From www.brianvallee.ca ~ In The War on Women, Vallée revisits the domestic battlefield, revealing that the War on Women by the intimate men in their lives continues; that the fallen in this War are more likely to be ignored than honoured; that the refugee camps of this War are called “shelters”; and that the number of men being killed by their spouses has dropped by more than 70% since the inception of shelters, while the number of women being killed has dropped by less than 25%. That’s right, shelters save men’s lives!
Vallée was compelled to revisit the domestic battlefield when he was contacted by Calgary music promoter Elly Armour, who harboured a dark secret. She had once been a battered wife. In Nova Scotia in 1951, her husband brutally beat her and forced his way into a locked room where she was trying to hide. A teenaged mother of two with a third on the way, Elly shot her husband dead with his own hunting rifle. She was charged with the capital murder of Vernon Ince.
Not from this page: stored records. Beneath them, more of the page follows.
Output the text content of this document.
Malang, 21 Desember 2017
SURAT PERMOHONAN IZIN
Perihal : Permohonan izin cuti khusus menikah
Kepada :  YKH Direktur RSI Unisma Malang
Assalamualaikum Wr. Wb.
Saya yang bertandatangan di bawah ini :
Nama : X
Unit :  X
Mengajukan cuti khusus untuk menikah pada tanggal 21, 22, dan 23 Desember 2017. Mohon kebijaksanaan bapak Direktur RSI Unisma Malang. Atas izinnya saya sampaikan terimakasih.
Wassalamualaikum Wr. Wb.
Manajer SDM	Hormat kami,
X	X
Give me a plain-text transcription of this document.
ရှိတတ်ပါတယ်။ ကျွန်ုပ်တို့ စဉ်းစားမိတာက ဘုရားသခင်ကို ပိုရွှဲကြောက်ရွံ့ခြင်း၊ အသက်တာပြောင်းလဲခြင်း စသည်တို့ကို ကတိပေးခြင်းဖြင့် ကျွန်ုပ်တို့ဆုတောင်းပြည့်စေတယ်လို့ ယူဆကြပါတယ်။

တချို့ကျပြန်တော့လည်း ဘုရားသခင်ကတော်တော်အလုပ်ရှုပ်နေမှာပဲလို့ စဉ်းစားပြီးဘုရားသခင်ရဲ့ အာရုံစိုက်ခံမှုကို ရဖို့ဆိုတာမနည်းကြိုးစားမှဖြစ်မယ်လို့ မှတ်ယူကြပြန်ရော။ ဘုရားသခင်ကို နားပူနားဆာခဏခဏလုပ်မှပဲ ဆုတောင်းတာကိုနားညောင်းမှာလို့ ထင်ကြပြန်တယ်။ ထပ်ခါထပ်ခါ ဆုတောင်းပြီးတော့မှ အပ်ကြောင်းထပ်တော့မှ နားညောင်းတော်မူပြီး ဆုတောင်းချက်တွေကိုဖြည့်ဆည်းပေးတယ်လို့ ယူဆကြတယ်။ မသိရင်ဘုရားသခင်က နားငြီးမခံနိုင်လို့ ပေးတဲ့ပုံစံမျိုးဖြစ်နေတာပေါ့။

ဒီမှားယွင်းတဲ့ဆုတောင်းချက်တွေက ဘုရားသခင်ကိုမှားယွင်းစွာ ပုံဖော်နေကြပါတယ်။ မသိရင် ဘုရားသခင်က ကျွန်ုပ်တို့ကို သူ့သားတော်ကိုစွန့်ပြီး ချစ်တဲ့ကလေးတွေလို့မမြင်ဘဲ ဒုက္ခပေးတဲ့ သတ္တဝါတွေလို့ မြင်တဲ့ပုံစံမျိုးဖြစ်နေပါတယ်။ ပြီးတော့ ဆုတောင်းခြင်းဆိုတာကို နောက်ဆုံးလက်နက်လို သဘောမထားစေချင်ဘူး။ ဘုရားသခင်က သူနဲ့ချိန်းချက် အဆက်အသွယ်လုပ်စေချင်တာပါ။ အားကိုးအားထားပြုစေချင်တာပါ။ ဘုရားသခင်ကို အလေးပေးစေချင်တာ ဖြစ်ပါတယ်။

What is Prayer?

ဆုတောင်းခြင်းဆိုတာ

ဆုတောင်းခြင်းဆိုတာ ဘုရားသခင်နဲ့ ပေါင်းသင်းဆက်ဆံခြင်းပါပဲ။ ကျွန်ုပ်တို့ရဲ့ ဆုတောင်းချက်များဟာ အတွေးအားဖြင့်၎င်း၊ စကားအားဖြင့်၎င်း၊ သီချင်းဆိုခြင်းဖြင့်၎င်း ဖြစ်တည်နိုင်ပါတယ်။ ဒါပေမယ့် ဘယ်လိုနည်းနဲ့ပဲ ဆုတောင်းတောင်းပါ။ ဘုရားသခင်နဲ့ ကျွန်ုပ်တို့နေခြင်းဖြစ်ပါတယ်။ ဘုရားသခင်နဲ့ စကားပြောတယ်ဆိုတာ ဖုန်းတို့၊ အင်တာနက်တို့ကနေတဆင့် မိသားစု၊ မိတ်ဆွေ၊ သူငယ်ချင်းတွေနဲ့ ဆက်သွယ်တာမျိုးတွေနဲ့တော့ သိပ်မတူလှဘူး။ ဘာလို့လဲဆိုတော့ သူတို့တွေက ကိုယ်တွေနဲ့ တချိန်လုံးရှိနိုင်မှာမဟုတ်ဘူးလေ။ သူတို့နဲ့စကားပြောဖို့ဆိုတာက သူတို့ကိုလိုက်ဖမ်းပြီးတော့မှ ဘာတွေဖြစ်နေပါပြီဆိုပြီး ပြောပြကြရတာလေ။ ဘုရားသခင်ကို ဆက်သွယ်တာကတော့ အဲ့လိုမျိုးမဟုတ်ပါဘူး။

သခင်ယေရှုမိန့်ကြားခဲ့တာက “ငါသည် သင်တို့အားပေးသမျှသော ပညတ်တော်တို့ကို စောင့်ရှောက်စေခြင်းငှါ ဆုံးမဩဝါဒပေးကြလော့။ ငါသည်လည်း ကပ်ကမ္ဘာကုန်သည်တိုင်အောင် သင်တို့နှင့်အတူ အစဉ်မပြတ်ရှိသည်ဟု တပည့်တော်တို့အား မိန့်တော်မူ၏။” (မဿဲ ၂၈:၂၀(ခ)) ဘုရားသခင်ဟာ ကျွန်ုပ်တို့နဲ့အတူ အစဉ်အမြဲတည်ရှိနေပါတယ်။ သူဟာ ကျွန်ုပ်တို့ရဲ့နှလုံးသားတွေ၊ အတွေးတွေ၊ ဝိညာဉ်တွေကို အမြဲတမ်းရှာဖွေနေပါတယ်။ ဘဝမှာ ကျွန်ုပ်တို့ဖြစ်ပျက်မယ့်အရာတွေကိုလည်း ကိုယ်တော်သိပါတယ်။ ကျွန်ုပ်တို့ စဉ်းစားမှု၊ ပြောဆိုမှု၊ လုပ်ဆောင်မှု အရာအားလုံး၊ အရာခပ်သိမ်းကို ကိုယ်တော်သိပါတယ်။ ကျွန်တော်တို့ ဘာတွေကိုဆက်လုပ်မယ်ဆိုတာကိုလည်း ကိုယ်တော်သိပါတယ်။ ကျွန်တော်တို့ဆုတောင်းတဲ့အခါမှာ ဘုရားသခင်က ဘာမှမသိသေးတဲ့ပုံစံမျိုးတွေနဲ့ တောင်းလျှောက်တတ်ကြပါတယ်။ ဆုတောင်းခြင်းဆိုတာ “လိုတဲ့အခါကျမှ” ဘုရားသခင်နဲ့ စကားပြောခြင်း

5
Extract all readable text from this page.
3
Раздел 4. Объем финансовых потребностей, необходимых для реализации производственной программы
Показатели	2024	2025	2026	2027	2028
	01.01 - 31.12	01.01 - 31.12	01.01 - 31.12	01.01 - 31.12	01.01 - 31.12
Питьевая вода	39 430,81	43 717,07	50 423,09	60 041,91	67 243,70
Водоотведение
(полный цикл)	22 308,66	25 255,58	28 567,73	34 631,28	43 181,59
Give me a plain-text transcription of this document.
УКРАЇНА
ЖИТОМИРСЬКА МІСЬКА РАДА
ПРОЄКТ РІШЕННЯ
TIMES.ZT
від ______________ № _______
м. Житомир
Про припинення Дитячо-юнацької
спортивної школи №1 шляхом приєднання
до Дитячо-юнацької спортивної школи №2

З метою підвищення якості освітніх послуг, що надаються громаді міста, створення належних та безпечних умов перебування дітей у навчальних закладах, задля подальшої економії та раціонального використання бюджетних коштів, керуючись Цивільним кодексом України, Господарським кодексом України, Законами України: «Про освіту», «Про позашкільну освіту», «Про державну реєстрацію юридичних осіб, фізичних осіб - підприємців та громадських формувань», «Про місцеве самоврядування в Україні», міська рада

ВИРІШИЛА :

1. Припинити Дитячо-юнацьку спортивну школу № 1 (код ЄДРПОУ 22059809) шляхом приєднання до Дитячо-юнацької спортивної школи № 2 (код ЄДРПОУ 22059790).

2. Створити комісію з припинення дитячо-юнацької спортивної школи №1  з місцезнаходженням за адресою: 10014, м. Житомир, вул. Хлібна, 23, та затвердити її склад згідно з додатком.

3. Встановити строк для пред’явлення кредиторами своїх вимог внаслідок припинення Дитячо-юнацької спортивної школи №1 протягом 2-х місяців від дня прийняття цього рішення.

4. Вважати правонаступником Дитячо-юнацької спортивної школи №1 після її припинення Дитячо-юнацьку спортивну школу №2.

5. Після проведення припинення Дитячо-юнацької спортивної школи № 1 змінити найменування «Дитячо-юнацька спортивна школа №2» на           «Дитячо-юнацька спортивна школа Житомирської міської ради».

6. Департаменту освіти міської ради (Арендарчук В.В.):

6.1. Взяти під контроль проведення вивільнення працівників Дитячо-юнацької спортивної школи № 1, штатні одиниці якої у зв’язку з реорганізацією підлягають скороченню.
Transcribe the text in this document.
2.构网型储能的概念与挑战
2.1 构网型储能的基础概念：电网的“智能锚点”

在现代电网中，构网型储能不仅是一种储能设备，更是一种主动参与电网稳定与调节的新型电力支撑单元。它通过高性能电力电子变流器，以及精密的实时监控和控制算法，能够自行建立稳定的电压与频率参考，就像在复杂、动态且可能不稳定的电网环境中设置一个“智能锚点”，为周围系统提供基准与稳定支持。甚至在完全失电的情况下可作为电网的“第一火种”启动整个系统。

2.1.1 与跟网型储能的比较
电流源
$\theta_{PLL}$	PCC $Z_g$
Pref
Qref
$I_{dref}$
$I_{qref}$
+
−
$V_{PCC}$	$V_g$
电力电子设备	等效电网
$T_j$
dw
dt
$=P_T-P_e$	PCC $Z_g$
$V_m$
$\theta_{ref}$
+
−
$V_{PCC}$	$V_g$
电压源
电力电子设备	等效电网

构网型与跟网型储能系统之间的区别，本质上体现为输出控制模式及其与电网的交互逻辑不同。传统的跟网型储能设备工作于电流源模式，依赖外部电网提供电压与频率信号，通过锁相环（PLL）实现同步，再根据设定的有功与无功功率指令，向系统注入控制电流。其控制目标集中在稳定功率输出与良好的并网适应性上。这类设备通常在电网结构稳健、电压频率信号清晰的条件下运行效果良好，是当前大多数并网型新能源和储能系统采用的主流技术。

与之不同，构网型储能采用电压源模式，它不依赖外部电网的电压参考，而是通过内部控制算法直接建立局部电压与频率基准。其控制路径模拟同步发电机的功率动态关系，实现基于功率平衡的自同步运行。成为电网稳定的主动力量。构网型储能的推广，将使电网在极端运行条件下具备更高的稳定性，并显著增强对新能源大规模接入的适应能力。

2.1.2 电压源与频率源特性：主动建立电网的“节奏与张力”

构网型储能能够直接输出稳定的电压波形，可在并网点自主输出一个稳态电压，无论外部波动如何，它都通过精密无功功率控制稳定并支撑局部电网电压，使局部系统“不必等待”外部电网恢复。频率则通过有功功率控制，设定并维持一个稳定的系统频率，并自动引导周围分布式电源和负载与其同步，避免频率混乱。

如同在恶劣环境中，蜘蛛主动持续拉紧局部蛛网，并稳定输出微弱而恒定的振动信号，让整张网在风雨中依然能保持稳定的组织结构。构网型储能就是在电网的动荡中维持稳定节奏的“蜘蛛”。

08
Through the years, Elly never talked about the shooting or the abuse. Not until more than half a century later when, her health failing and upset at the number of women still being murdered and abused by their intimate partners, Miss Elly contacted Brian Vallee and asked him to reveal her secrets.
Factful book about spousal abuse and the effects many years later.
What attracted me to it was the mention of Jane Hurshman in the title. I'd read Life With Billy and saw the movie years ago.
This book, though, was more the story of Elly Armour with brief parallels to Jane's. Elly's story, though, is an interesting one.
I found that there were a lot of details and it was hard to keep everyone straight sometimes.
Despite this, though, I would recommend it.